Some drew encouragement from the Federal Reserve's Beige Book report anticipating cuts in capital expenditure for oil and gas producers in certain U.S. districts. Lower oil exploration budgets could mean less supply in the future.
U.S. crude <CLc1> settled up $1.01 at $51.53 a barrel, reversing a near $1 drop from earlier in the day.
Brent <LCOc1> finished down 47 cents at $60.55 a barrel, after falling more than $1.50 earlier.
Oil prices slid in early trade after U.S. Energy Information Administration data showed domestic crude stocks rose 10.3 million barrels last week, more than double the build forecast by analysts in a Reuters poll. It was the eighth straight week of record highs for total inventories. [EIA/S]
After a steep slide earlier in the week, losses on the U.S. data were somewhat muted as market bulls noted that stockpiles grew much less than expected in the Cushing, Oklahoma storage hub.

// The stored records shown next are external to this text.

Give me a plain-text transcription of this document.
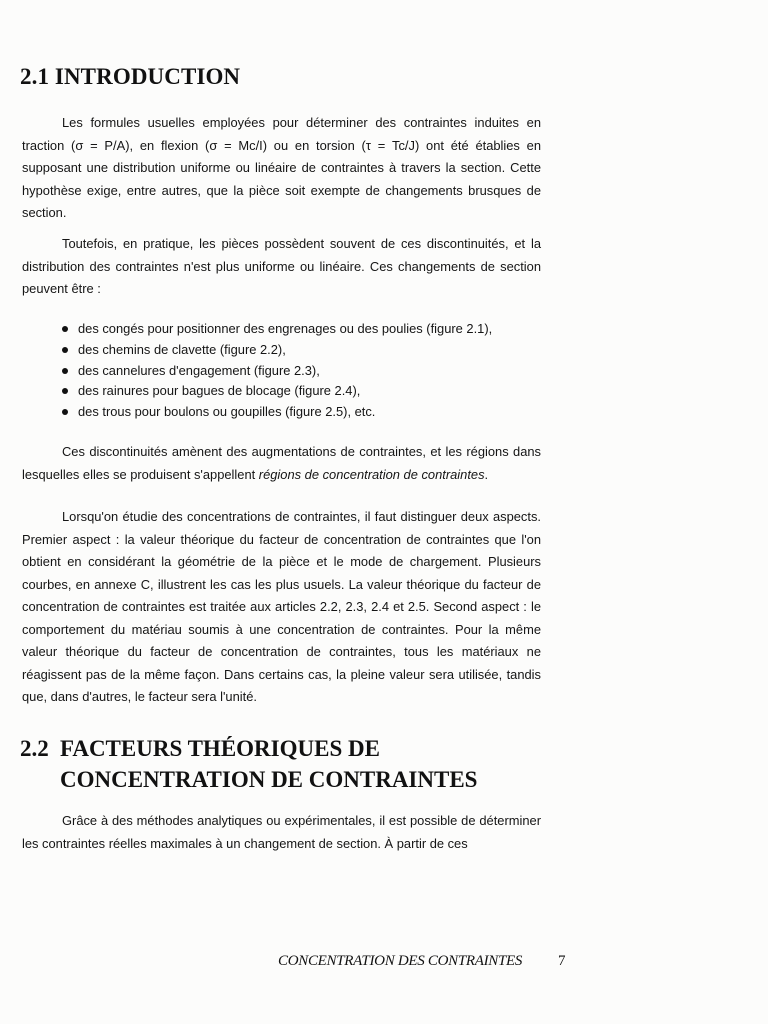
2.1 INTRODUCTION

Les formules usuelles employées pour déterminer des contraintes induites en traction (σ = P/A), en flexion (σ = Mc/I) ou en torsion (τ = Tc/J) ont été établies en supposant une distribution uniforme ou linéaire de contraintes à travers la section. Cette hypothèse exige, entre autres, que la pièce soit exempte de changements brusques de section.

Toutefois, en pratique, les pièces possèdent souvent de ces discontinuités, et la distribution des contraintes n'est plus uniforme ou linéaire. Ces changements de section peuvent être :

des congés pour positionner des engrenages ou des poulies (figure 2.1),
des chemins de clavette (figure 2.2),
des cannelures d'engagement (figure 2.3),
des rainures pour bagues de blocage (figure 2.4),
des trous pour boulons ou goupilles (figure 2.5), etc.

Ces discontinuités amènent des augmentations de contraintes, et les régions dans lesquelles elles se produisent s'appellent régions de concentration de contraintes.

Lorsqu'on étudie des concentrations de contraintes, il faut distinguer deux aspects. Premier aspect : la valeur théorique du facteur de concentration de contraintes que l'on obtient en considérant la géométrie de la pièce et le mode de chargement. Plusieurs courbes, en annexe C, illustrent les cas les plus usuels. La valeur théorique du facteur de concentration de contraintes est traitée aux articles 2.2, 2.3, 2.4 et 2.5. Second aspect : le comportement du matériau soumis à une concentration de contraintes. Pour la même valeur théorique du facteur de concentration de contraintes, tous les matériaux ne réagissent pas de la même façon. Dans certains cas, la pleine valeur sera utilisée, tandis que, dans d'autres, le facteur sera l'unité.

2.2 FACTEURS THÉORIQUES DE
CONCENTRATION DE CONTRAINTES

Grâce à des méthodes analytiques ou expérimentales, il est possible de déterminer les contraintes réelles maximales à un changement de section. À partir de ces

CONCENTRATION DES CONTRAINTES 7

Within two hours of that data, prices bounced after Tehran's ambassador to the International Atomic Energy Agency, Reza Najafi, said no deal had been reached on the duration of any possible agreement covering Iran's nuclear program.
On Monday, Iran, in negotiations with six world powers, had rebuffed as "unacceptable" comments by U.S. President Barack Obama that any accord last at least a decade.

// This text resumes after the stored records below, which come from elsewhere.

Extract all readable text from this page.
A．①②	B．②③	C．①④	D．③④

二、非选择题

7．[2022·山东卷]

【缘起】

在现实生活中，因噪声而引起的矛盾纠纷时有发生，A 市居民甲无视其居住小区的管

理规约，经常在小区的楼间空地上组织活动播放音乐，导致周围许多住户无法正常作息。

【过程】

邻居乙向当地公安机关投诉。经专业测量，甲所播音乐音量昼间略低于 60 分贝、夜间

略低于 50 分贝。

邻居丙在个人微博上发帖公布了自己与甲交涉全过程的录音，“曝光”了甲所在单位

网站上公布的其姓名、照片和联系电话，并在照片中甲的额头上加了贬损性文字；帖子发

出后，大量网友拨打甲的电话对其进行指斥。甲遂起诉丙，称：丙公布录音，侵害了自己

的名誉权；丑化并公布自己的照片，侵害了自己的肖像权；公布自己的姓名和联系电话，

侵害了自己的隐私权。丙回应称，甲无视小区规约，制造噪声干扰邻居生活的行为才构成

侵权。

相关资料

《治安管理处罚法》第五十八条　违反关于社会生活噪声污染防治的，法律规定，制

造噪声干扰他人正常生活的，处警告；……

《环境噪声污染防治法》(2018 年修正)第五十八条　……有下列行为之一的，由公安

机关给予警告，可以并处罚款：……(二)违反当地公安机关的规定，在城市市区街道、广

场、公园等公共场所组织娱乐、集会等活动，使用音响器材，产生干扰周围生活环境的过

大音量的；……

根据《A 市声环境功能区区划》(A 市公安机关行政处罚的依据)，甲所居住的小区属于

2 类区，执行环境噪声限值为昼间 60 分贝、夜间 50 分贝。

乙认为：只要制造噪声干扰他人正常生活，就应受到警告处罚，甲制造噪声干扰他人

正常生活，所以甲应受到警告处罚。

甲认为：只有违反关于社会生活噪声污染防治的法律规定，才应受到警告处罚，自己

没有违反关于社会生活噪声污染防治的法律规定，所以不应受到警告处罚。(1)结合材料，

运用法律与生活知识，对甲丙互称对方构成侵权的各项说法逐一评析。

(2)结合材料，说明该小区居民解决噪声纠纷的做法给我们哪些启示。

Brent tumbled 5 percent on Monday, amid fears that a quick nuclear deal could lift U.S. and other Western government sanctions on Tehran and flood the market with new oil exports.
"The market certainly seems to have jumped on the latest Iran news, after earlier pricing in a nuclear deal and removal of sanctions," said John Kilduff, partner at New York energy hedge fund Again Capital.
Saudi Oil Minister Ali al-Naimi said in a speech delivered in Berlin that he expected supply and demand of oil to reach a balance soon. His remarks came after a hike on Tuesday in official selling prices (OSPs) of Saudi crude delivered to Asia and the United States.